Il mistero nella campagna 2018 della Campari

La recente campagna pubblicitaria della Campari è un bellissimo esempio di trasposizione di alcuni registri cinematografici applicati alla comunicazione pubblicitaria. Cose già fatte, in precedenza, ma in questo caso ciò che prevale è un uso consapevole di un linguaggio visivo, a cui di volta in volta si dà una certa inclinazione, lieve quanto basta, per ricodificare il messaggio visivo in un messaggio pubblicitario.
La scelta della Campari di assegnare a Stefano Sollima questo compito mi sembra molto centrata, e la realizzazione secondo gli stilemi attuali dell'action-movie, incentrati sulla dinamicità del racconto e su una crudezza narrativa, creano uno stato di tensione e di suspance, che tengono avvinto lo spettatore sia allo svolgimento della vicenda narrativa, sia al messaggio pubblicitario, che in diverse forme mimetiche è costantemente presente nell'esposizione visiva.
La storia è interamente incentrata su una vicenda da spy-story, incentrata cioè alla rivelazione di un'identità ignota. In questo caso, l'identità da svelare è quella di un misterioso bartender noto con l'eponimo di Red Hand: il nome deriva da un'ingegnosa campagna publicitaria che mostra le mani di un barman inguantate da lattice rosso e di cui non si conosce il volto del preparatore di cocktail. Eo allora, che viene a profilarsi il mistero sull'identità del barman, presunto fulcro narrativo di una storia che coinvolge principalmente l'unica autentica protagonista dello short-movie della Campari, una fotoreporter di nome Mia Parc impersonata dall'attrice americana Zoe Saldana. Dico "presunto fulcro narrativo", perché l'identità ignota del barman misterioso è il pretesto su cui insiste un tema più decisivo, tanto che una volta scoperto da parte della protagonista la finzione che soggiace allo evento di Red Hand (diversi professionisti si susseguono nel ruolo, coperti dalla finzione di questo Red Hand), il filmato non perde in suspance e di appeal, anzi la nuova situazione narrativa basata su una passione amorosa modifica il tema iniziale del filmato in una ricerca d'amore. Nel cambio di prospettiva il ruolo del magico aperitivo della Campari ne viene rafforzato, divenendo sempre in ogni occasione il coprotagonista della vita di ognuno dei personaggi coinvolti nella storia: ciò vuol dire che di riflesso, il succoso liquido rosso della Campari è coprotagonista assoluto dei momenti più importanti della vita dello spettatore e quindi del consumatore.

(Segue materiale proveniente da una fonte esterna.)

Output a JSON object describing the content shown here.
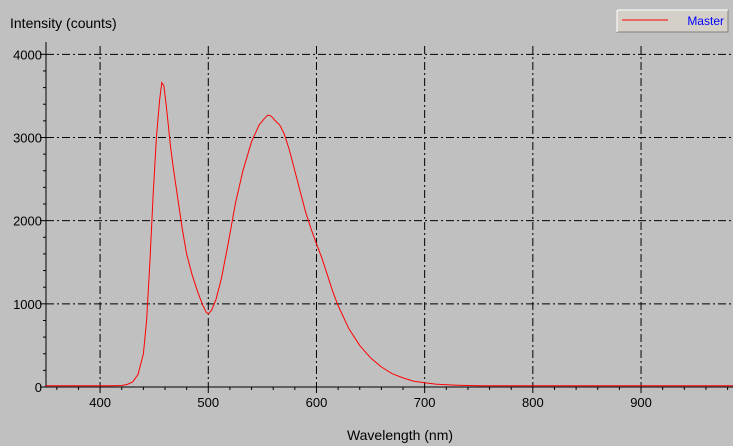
{
  "chart_data": {
    "type": "line",
    "title": "",
    "ylabel": "Intensity (counts)",
    "xlabel": "Wavelength (nm)",
    "xlim": [
      350,
      985
    ],
    "ylim": [
      0,
      4100
    ],
    "x_ticks": [
      400,
      500,
      600,
      700,
      800,
      900
    ],
    "y_ticks": [
      0,
      1000,
      2000,
      3000,
      4000
    ],
    "grid": true,
    "legend_position": "top-right",
    "series": [
      {
        "name": "Master",
        "color": "#ff0000",
        "x": [
          350,
          380,
          400,
          410,
          420,
          425,
          430,
          435,
          440,
          443,
          446,
          449,
          452,
          455,
          457,
          459,
          461,
          463,
          465,
          468,
          472,
          476,
          480,
          485,
          490,
          495,
          498,
          500,
          503,
          507,
          512,
          518,
          525,
          532,
          540,
          547,
          552,
          555,
          558,
          562,
          566,
          570,
          575,
          580,
          585,
          590,
          595,
          600,
          605,
          610,
          615,
          620,
          630,
          640,
          650,
          660,
          670,
          680,
          690,
          700,
          710,
          720,
          730,
          740,
          750,
          770,
          800,
          850,
          900,
          950,
          985
        ],
        "y": [
          15,
          15,
          15,
          15,
          18,
          30,
          60,
          150,
          400,
          800,
          1500,
          2300,
          3000,
          3450,
          3660,
          3620,
          3400,
          3150,
          2900,
          2600,
          2250,
          1900,
          1600,
          1350,
          1150,
          980,
          900,
          880,
          920,
          1050,
          1300,
          1700,
          2200,
          2600,
          2950,
          3150,
          3230,
          3270,
          3260,
          3200,
          3150,
          3050,
          2850,
          2600,
          2350,
          2100,
          1900,
          1720,
          1550,
          1350,
          1150,
          980,
          700,
          500,
          350,
          240,
          160,
          110,
          70,
          50,
          35,
          28,
          22,
          18,
          16,
          15,
          15,
          15,
          15,
          15,
          15
        ]
      }
    ]
  }
}
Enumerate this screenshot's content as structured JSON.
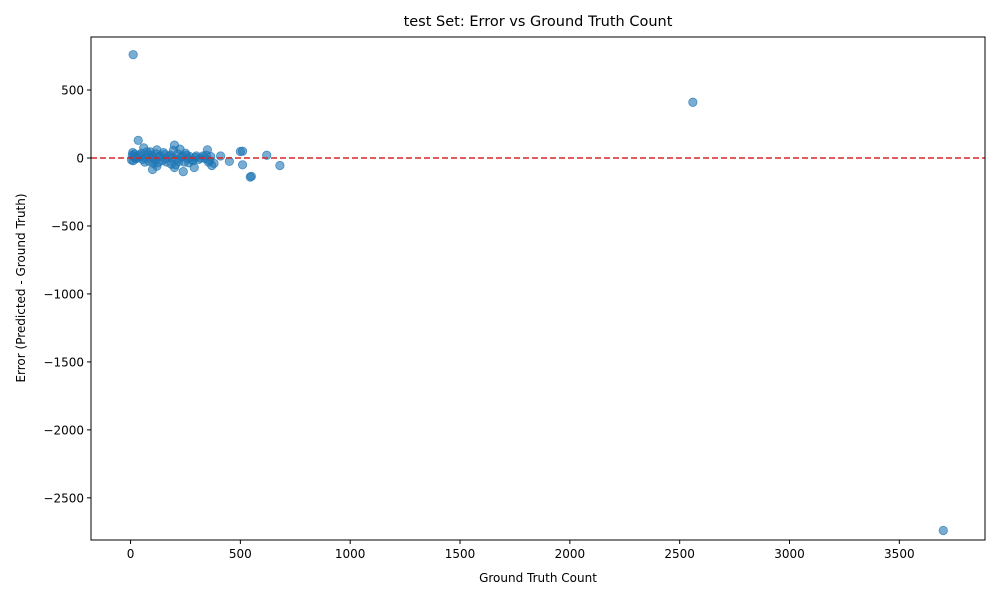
{
  "chart_data": {
    "type": "scatter",
    "title": "test Set: Error vs Ground Truth Count",
    "xlabel": "Ground Truth Count",
    "ylabel": "Error (Predicted - Ground Truth)",
    "xlim": [
      -180,
      3890
    ],
    "ylim": [
      -2810,
      890
    ],
    "xticks": [
      0,
      500,
      1000,
      1500,
      2000,
      2500,
      3000,
      3500
    ],
    "yticks": [
      500,
      0,
      -500,
      -1000,
      -1500,
      -2000,
      -2500
    ],
    "xtick_labels": [
      "0",
      "500",
      "1000",
      "1500",
      "2000",
      "2500",
      "3000",
      "3500"
    ],
    "ytick_labels": [
      "500",
      "0",
      "−500",
      "−1000",
      "−1500",
      "−2000",
      "−2500"
    ],
    "grid": false,
    "reference_line": {
      "y": 0,
      "style": "dashed",
      "color": "#d62728"
    },
    "marker_color": "#1f77b4",
    "series": [
      {
        "points": [
          [
            12,
            760
          ],
          [
            2560,
            410
          ],
          [
            3700,
            -2740
          ],
          [
            35,
            130
          ],
          [
            200,
            95
          ],
          [
            60,
            75
          ],
          [
            225,
            65
          ],
          [
            350,
            60
          ],
          [
            120,
            60
          ],
          [
            500,
            48
          ],
          [
            510,
            50
          ],
          [
            90,
            45
          ],
          [
            150,
            40
          ],
          [
            10,
            40
          ],
          [
            250,
            35
          ],
          [
            620,
            20
          ],
          [
            410,
            15
          ],
          [
            300,
            15
          ],
          [
            180,
            20
          ],
          [
            80,
            25
          ],
          [
            40,
            20
          ],
          [
            15,
            10
          ],
          [
            20,
            5
          ],
          [
            25,
            -5
          ],
          [
            30,
            0
          ],
          [
            45,
            10
          ],
          [
            55,
            -10
          ],
          [
            70,
            0
          ],
          [
            100,
            5
          ],
          [
            110,
            -15
          ],
          [
            130,
            10
          ],
          [
            160,
            -5
          ],
          [
            190,
            0
          ],
          [
            210,
            -10
          ],
          [
            230,
            5
          ],
          [
            260,
            -5
          ],
          [
            280,
            -15
          ],
          [
            320,
            0
          ],
          [
            340,
            -5
          ],
          [
            360,
            -20
          ],
          [
            380,
            -40
          ],
          [
            450,
            -25
          ],
          [
            510,
            -50
          ],
          [
            680,
            -55
          ],
          [
            100,
            -85
          ],
          [
            120,
            -60
          ],
          [
            200,
            -70
          ],
          [
            240,
            -100
          ],
          [
            290,
            -70
          ],
          [
            370,
            -55
          ],
          [
            545,
            -140
          ],
          [
            550,
            -135
          ],
          [
            5,
            -15
          ],
          [
            8,
            20
          ],
          [
            12,
            -20
          ],
          [
            18,
            30
          ],
          [
            50,
            35
          ],
          [
            65,
            -30
          ],
          [
            75,
            45
          ],
          [
            85,
            -25
          ],
          [
            95,
            20
          ],
          [
            105,
            -40
          ],
          [
            115,
            30
          ],
          [
            125,
            -35
          ],
          [
            135,
            15
          ],
          [
            145,
            -20
          ],
          [
            155,
            25
          ],
          [
            165,
            -30
          ],
          [
            175,
            10
          ],
          [
            185,
            -45
          ],
          [
            195,
            55
          ],
          [
            205,
            -50
          ],
          [
            215,
            30
          ],
          [
            220,
            -25
          ],
          [
            235,
            15
          ],
          [
            245,
            -30
          ],
          [
            255,
            20
          ],
          [
            265,
            -35
          ],
          [
            270,
            10
          ],
          [
            285,
            -20
          ],
          [
            295,
            5
          ],
          [
            310,
            -10
          ],
          [
            330,
            15
          ],
          [
            345,
            20
          ],
          [
            355,
            -30
          ],
          [
            365,
            10
          ]
        ]
      }
    ]
  }
}
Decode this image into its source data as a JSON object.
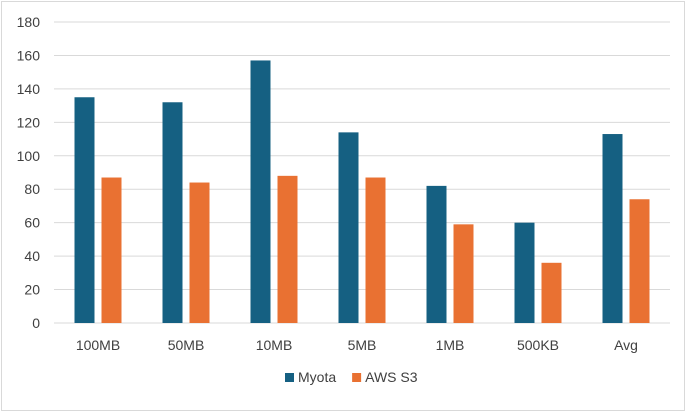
{
  "chart_data": {
    "type": "bar",
    "title": "",
    "xlabel": "",
    "ylabel": "",
    "categories": [
      "100MB",
      "50MB",
      "10MB",
      "5MB",
      "1MB",
      "500KB",
      "Avg"
    ],
    "series": [
      {
        "name": "Myota",
        "color": "#156082",
        "values": [
          135,
          132,
          157,
          114,
          82,
          60,
          113
        ]
      },
      {
        "name": "AWS S3",
        "color": "#e97132",
        "values": [
          87,
          84,
          88,
          87,
          59,
          36,
          74
        ]
      }
    ],
    "ylim": [
      0,
      180
    ],
    "yticks": [
      "0",
      "20",
      "40",
      "60",
      "80",
      "100",
      "120",
      "140",
      "160",
      "180"
    ],
    "grid": true,
    "legend": "bottom"
  }
}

Anche in questo caso il linguaggio del cinema fa presa sui sentimenti e sulle emozioni forti della vita spirituale dell'uomo - nell'episodio precedente la vicenda si sviluppava in un noir con tanto di omicidio -, il che è in sintonia con l'esigenza di collegare il prodotto dello short-movie alla vita del suo consumatore tipo, ma è anche un'esigenza narrativa, in quanto le qualità del prodotto appaiono con maggiore evidenza se veicolate attraverso, diciamo così, gli occhi del consumatore. Tuttavia, il filmato, pur mostrando alcuni evidenti tratti di genere, mostra un certo spaccato dello immaginario attuale delle movide internazionali: la diversa graduazione della luce nei diversi siti della movida delle grandi città del mondo rivela come ad ogni luce di una qualsiasi movida risiede un'ombra, una particolare luce soffusa che ricorda zone di vita inquieta che il luccichìo non sempre riesce a mascherare completamente.